SAÜ Kültür ve Kongre Merkezinde düzenlenen etkinliğe Prof. Dr. Abd al-Fattah El-Awaisi ve yazar Ayşe Müzeyyen Taşçı konuşmacı olarak katıldı. Kudüs’ün özgürlüğü için dünyada yaşan tüm Müslümanların harekete geçmesi gerektiğini dile getiren Prof. Dr. Abd al-Fattah El-Awaisi, "Kudüs ve Mescid-i Aksa Allah’ın yarattığı herhangi bir yer gibi değildir. Bu yeri Allah, Kur’an’da belirtmiş, Hz. Peygamber hadislerinde zikretmiştir. Allah Mescid-i Aksa’yı Peygamber efendimizin göğe yükselmesindeki yol olarak seçti. Mekke, Kâbe eğer bir hidayet merkezi ise, Medine, Mescid-i Nebevi eğer bir rahmet merkezi ise Mescid-i Aksa da bir bereket merkezidir" diye konuştu.

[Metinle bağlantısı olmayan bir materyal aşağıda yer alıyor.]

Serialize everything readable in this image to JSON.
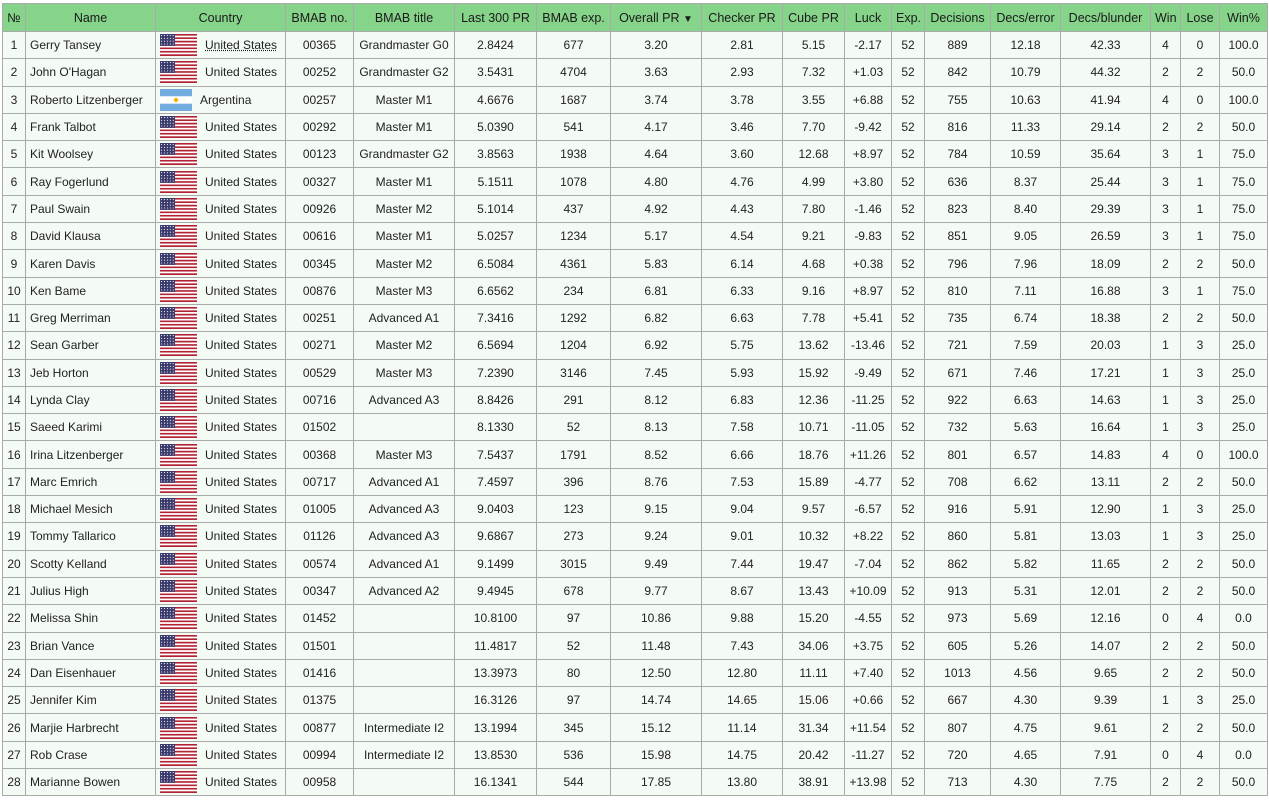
{
  "columns": [
    "№",
    "Name",
    "Country",
    "BMAB no.",
    "BMAB title",
    "Last 300 PR",
    "BMAB exp.",
    "Overall PR",
    "Checker PR",
    "Cube PR",
    "Luck",
    "Exp.",
    "Decisions",
    "Decs/error",
    "Decs/blunder",
    "Win",
    "Lose",
    "Win%"
  ],
  "sort_indicator": "▼",
  "flag_colors": {
    "us_red": "#b22234",
    "us_blue": "#3c3b6e",
    "ar_blue": "#74acdf",
    "ar_sun": "#f6b40e"
  },
  "rows": [
    [
      "1",
      "Gerry Tansey",
      "United States",
      "00365",
      "Grandmaster G0",
      "2.8424",
      "677",
      "3.20",
      "2.81",
      "5.15",
      "-2.17",
      "52",
      "889",
      "12.18",
      "42.33",
      "4",
      "0",
      "100.0"
    ],
    [
      "2",
      "John O'Hagan",
      "United States",
      "00252",
      "Grandmaster G2",
      "3.5431",
      "4704",
      "3.63",
      "2.93",
      "7.32",
      "+1.03",
      "52",
      "842",
      "10.79",
      "44.32",
      "2",
      "2",
      "50.0"
    ],
    [
      "3",
      "Roberto Litzenberger",
      "Argentina",
      "00257",
      "Master M1",
      "4.6676",
      "1687",
      "3.74",
      "3.78",
      "3.55",
      "+6.88",
      "52",
      "755",
      "10.63",
      "41.94",
      "4",
      "0",
      "100.0"
    ],
    [
      "4",
      "Frank Talbot",
      "United States",
      "00292",
      "Master M1",
      "5.0390",
      "541",
      "4.17",
      "3.46",
      "7.70",
      "-9.42",
      "52",
      "816",
      "11.33",
      "29.14",
      "2",
      "2",
      "50.0"
    ],
    [
      "5",
      "Kit Woolsey",
      "United States",
      "00123",
      "Grandmaster G2",
      "3.8563",
      "1938",
      "4.64",
      "3.60",
      "12.68",
      "+8.97",
      "52",
      "784",
      "10.59",
      "35.64",
      "3",
      "1",
      "75.0"
    ],
    [
      "6",
      "Ray Fogerlund",
      "United States",
      "00327",
      "Master M1",
      "5.1511",
      "1078",
      "4.80",
      "4.76",
      "4.99",
      "+3.80",
      "52",
      "636",
      "8.37",
      "25.44",
      "3",
      "1",
      "75.0"
    ],
    [
      "7",
      "Paul Swain",
      "United States",
      "00926",
      "Master M2",
      "5.1014",
      "437",
      "4.92",
      "4.43",
      "7.80",
      "-1.46",
      "52",
      "823",
      "8.40",
      "29.39",
      "3",
      "1",
      "75.0"
    ],
    [
      "8",
      "David Klausa",
      "United States",
      "00616",
      "Master M1",
      "5.0257",
      "1234",
      "5.17",
      "4.54",
      "9.21",
      "-9.83",
      "52",
      "851",
      "9.05",
      "26.59",
      "3",
      "1",
      "75.0"
    ],
    [
      "9",
      "Karen Davis",
      "United States",
      "00345",
      "Master M2",
      "6.5084",
      "4361",
      "5.83",
      "6.14",
      "4.68",
      "+0.38",
      "52",
      "796",
      "7.96",
      "18.09",
      "2",
      "2",
      "50.0"
    ],
    [
      "10",
      "Ken Bame",
      "United States",
      "00876",
      "Master M3",
      "6.6562",
      "234",
      "6.81",
      "6.33",
      "9.16",
      "+8.97",
      "52",
      "810",
      "7.11",
      "16.88",
      "3",
      "1",
      "75.0"
    ],
    [
      "11",
      "Greg Merriman",
      "United States",
      "00251",
      "Advanced A1",
      "7.3416",
      "1292",
      "6.82",
      "6.63",
      "7.78",
      "+5.41",
      "52",
      "735",
      "6.74",
      "18.38",
      "2",
      "2",
      "50.0"
    ],
    [
      "12",
      "Sean Garber",
      "United States",
      "00271",
      "Master M2",
      "6.5694",
      "1204",
      "6.92",
      "5.75",
      "13.62",
      "-13.46",
      "52",
      "721",
      "7.59",
      "20.03",
      "1",
      "3",
      "25.0"
    ],
    [
      "13",
      "Jeb Horton",
      "United States",
      "00529",
      "Master M3",
      "7.2390",
      "3146",
      "7.45",
      "5.93",
      "15.92",
      "-9.49",
      "52",
      "671",
      "7.46",
      "17.21",
      "1",
      "3",
      "25.0"
    ],
    [
      "14",
      "Lynda Clay",
      "United States",
      "00716",
      "Advanced A3",
      "8.8426",
      "291",
      "8.12",
      "6.83",
      "12.36",
      "-11.25",
      "52",
      "922",
      "6.63",
      "14.63",
      "1",
      "3",
      "25.0"
    ],
    [
      "15",
      "Saeed Karimi",
      "United States",
      "01502",
      "",
      "8.1330",
      "52",
      "8.13",
      "7.58",
      "10.71",
      "-11.05",
      "52",
      "732",
      "5.63",
      "16.64",
      "1",
      "3",
      "25.0"
    ],
    [
      "16",
      "Irina Litzenberger",
      "United States",
      "00368",
      "Master M3",
      "7.5437",
      "1791",
      "8.52",
      "6.66",
      "18.76",
      "+11.26",
      "52",
      "801",
      "6.57",
      "14.83",
      "4",
      "0",
      "100.0"
    ],
    [
      "17",
      "Marc Emrich",
      "United States",
      "00717",
      "Advanced A1",
      "7.4597",
      "396",
      "8.76",
      "7.53",
      "15.89",
      "-4.77",
      "52",
      "708",
      "6.62",
      "13.11",
      "2",
      "2",
      "50.0"
    ],
    [
      "18",
      "Michael Mesich",
      "United States",
      "01005",
      "Advanced A3",
      "9.0403",
      "123",
      "9.15",
      "9.04",
      "9.57",
      "-6.57",
      "52",
      "916",
      "5.91",
      "12.90",
      "1",
      "3",
      "25.0"
    ],
    [
      "19",
      "Tommy Tallarico",
      "United States",
      "01126",
      "Advanced A3",
      "9.6867",
      "273",
      "9.24",
      "9.01",
      "10.32",
      "+8.22",
      "52",
      "860",
      "5.81",
      "13.03",
      "1",
      "3",
      "25.0"
    ],
    [
      "20",
      "Scotty Kelland",
      "United States",
      "00574",
      "Advanced A1",
      "9.1499",
      "3015",
      "9.49",
      "7.44",
      "19.47",
      "-7.04",
      "52",
      "862",
      "5.82",
      "11.65",
      "2",
      "2",
      "50.0"
    ],
    [
      "21",
      "Julius High",
      "United States",
      "00347",
      "Advanced A2",
      "9.4945",
      "678",
      "9.77",
      "8.67",
      "13.43",
      "+10.09",
      "52",
      "913",
      "5.31",
      "12.01",
      "2",
      "2",
      "50.0"
    ],
    [
      "22",
      "Melissa Shin",
      "United States",
      "01452",
      "",
      "10.8100",
      "97",
      "10.86",
      "9.88",
      "15.20",
      "-4.55",
      "52",
      "973",
      "5.69",
      "12.16",
      "0",
      "4",
      "0.0"
    ],
    [
      "23",
      "Brian Vance",
      "United States",
      "01501",
      "",
      "11.4817",
      "52",
      "11.48",
      "7.43",
      "34.06",
      "+3.75",
      "52",
      "605",
      "5.26",
      "14.07",
      "2",
      "2",
      "50.0"
    ],
    [
      "24",
      "Dan Eisenhauer",
      "United States",
      "01416",
      "",
      "13.3973",
      "80",
      "12.50",
      "12.80",
      "11.11",
      "+7.40",
      "52",
      "1013",
      "4.56",
      "9.65",
      "2",
      "2",
      "50.0"
    ],
    [
      "25",
      "Jennifer Kim",
      "United States",
      "01375",
      "",
      "16.3126",
      "97",
      "14.74",
      "14.65",
      "15.06",
      "+0.66",
      "52",
      "667",
      "4.30",
      "9.39",
      "1",
      "3",
      "25.0"
    ],
    [
      "26",
      "Marjie Harbrecht",
      "United States",
      "00877",
      "Intermediate I2",
      "13.1994",
      "345",
      "15.12",
      "11.14",
      "31.34",
      "+11.54",
      "52",
      "807",
      "4.75",
      "9.61",
      "2",
      "2",
      "50.0"
    ],
    [
      "27",
      "Rob Crase",
      "United States",
      "00994",
      "Intermediate I2",
      "13.8530",
      "536",
      "15.98",
      "14.75",
      "20.42",
      "-11.27",
      "52",
      "720",
      "4.65",
      "7.91",
      "0",
      "4",
      "0.0"
    ],
    [
      "28",
      "Marianne Bowen",
      "United States",
      "00958",
      "",
      "16.1341",
      "544",
      "17.85",
      "13.80",
      "38.91",
      "+13.98",
      "52",
      "713",
      "4.30",
      "7.75",
      "2",
      "2",
      "50.0"
    ]
  ]
}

Mescid-i Aksa’nın özgürlüğüne kavuşturulmasında, Türkiye’nin ve Türk halkının çok önemli bir rolü olacağını ifade eden Prof. Dr. El-Awaisi, "Mescid-i Aksa’da, Bilal’in sesini yeniden duyacağız. Burası sadece Filistinlilerin, sadece Arapların yeri değil, burası tüm Müslümanların yeri. Onun için burayı sadece Filistinliler ve Araplar değil, ümmet-i Muhammed fethedecektir. Zayıf bir Türkiye asla Mescid-i Aksa’yı kurtaramaz bunun için Türkiye güçlü olmak zorunda. Öte yandan da Suriye’nin ve Mısır’ın da kurtarılıp özgürleştirilmesine ihtiyaç var" dedi.

“Amaç Arz-ı Mev’ud”

Yeni dünya düzeni denilen ve bu yolda çizilen haritaların İslam coğrafyasını kapsadığını söyleyen Ayşe Müzeyyen Taşçı, “Mescid-i Aksa davası esasında yeni dünya düzeni dediğimiz haritaların yeniden şekillendirildiği Arz-ı Mev’ud’un başlangıcıdır. Bu yaklaşık 200 yıldan bu yana yani Medine’de inşa edilmiş İslam medeniyetinin etkisini kaybetmeye başladığı günlerden itibaren hız kazanmıştır. İslam’ın ilk kıblesi Mescid-i Aksa 1948’den beri işgal altındadır. Filistin topraklarını işgal eden ve İngilizlerin desteği ile İsrail devletini kuran Siyonistlerin mübarek topraklardaki tüm Müslümanları çıkarmak için 1948’den bu yana ortaya koymuş olduğu zulümler ortadadır” dedi.

Filistin’in direnişçi kadınları her şeye rağmen mübarek kılınan bu ehemmiyetli bölgeyi Siyonizma terk etmemek için her gün orada nöbet tutuyorlar diyen Taşçı, “Mescid-i Aksa’da gönlünü Allah’a bağlamış murabıt kadınlar, her sabah evlerinden çıkarken aileleri ile helalleşip akşam eve varabildiklerinde şükrederek orada nöbetlerini sürdürüyorlar. Turistlerin veya uluslararası basının olmadığı zamanlarda İsrail askerleri tarafından darp edilen murabıt kadınlar, tüm bu kötü muamelelere göğüs gererek Beytü-l Makdis’i muhafaza etmekten geri durmuyorlar. Her geçen gün sayıları artan murabıtlar, Mescid-i Aksa’nın avlusunda sohbet ve dua halkaları oluşturuyorlar” şeklinde konuştu.